It was more than a local Derby match when Wimbledon Dons met Wimbledon AC in the FA Cup. Fans carried placards, some refused to attend, and the boards of the clubs rejected the customary gestures of mutual respect and hospitality
I was reminded [December 2nd 2012] of the efforts of the Charity Peace One Day in arranging a football game in an attempt to end a feud that had been running for over sixty years.
The Wimbledon football wars broke out relatively recently. Before that, Wimbledon had a reputation of a feisty, even madcap, team with characters such as Vinnie Jones who has gone on to translate his hard man reputation into film stardom. Wimbledon was the team other teams loved to hate, proponents of the long ball and the short left hand jab. Street fighters, who held their own, against clubs of lofty heritage and far deeper financial pockets.
When the club ran into severe financial difficulties fans faced a fresh start after bankruptcy proceedings. A rescue plan was somehow cobbled together involving a move from Wimbledon to Milton Keynes, an ambitious town fifty miles to the North West.
Preserving the heritage
The fans vowed to preserve the heritage of the club [“two smoking barrels and a packet of crisps?”]. In a move anticipating the one by disgruntled Manchester United fans years later, they formed a ‘spirit of Wimbledon’ team to fight its way back to the top of football’s pyramid. One of the injustices felt by the loyal fans was that Milton Keynes had got itself a football club and flaunted the old name of Wimbledon. And there the story would have ended but for the determination of both teams to make a success of their situations.

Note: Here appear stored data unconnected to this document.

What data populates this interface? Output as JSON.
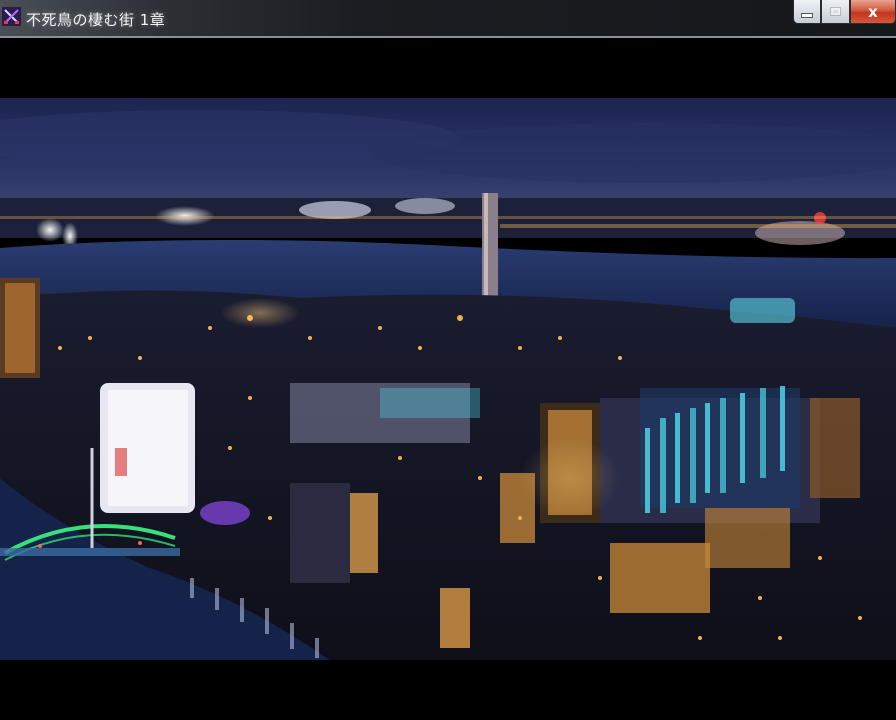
{
  "window": {
    "title": "不死鳥の棲む街 1章",
    "icon": "crossed-swords-icon"
  },
  "caption_buttons": {
    "minimize": "minimize-icon",
    "maximize": "maximize-icon",
    "close_glyph": "x"
  },
  "scene": {
    "description_icon": "night-city-illustration",
    "colors": {
      "sky": "#202a55",
      "water": "#1a2a55",
      "city_glow": "#f5b24a",
      "neon_cyan": "#4fd4e8",
      "bridge_green": "#37e07a"
    }
  }
}
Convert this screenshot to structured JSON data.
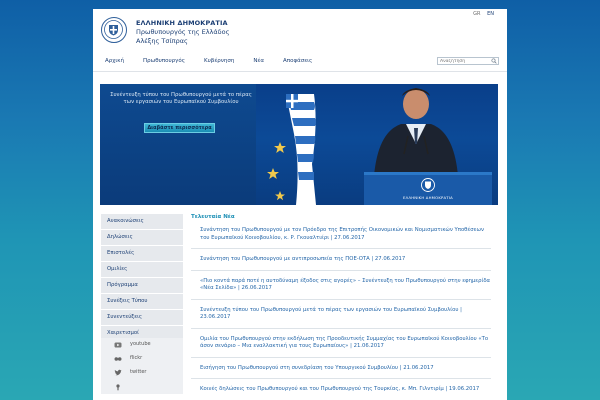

As the MK Dons and AFC Wimbledon battled it out on the field in their FA Cup grudge match, both sets of fans did likewise in the stands.
The two sides met for the first time at stadium:mk, nine years after Wimbledon moved 54 miles to Milton Keynes and 10 years after AFC Wimbledon were formed.
Despite threatening to boycott the match, AFC Wimbledon fans packed into the stadium although the promised radiation suits looked to be absent. The visiting fans want MK Dons to drop the second part of their name but their supporters made it clear they have no intention of ceding to that request.
After the game, spokespersons for both clubs made dignified statements expressing hopes that the match will begin a process of healing.
This, like the feud at Manchester, has the special characteristics of sibling rivalry. It has echoes of ancient mythologised conflicts from Homeric and Biblical times.
Does it matter?
It does not take a great deal to kick off acts of individual violence in football matches. When that happens, the ‘cause’ lies in the fans, regardless of their deep sense of injustice and disrespect. Violence may break out if and when the two ‘Wimbledons’ meet again. I am inclined to think that the ‘feud’ will be retained in the way in which cultures provide a social identity for their members. For all the huffing and puffing, the emotions revealed are mostly ritualised, and not without a social rationale.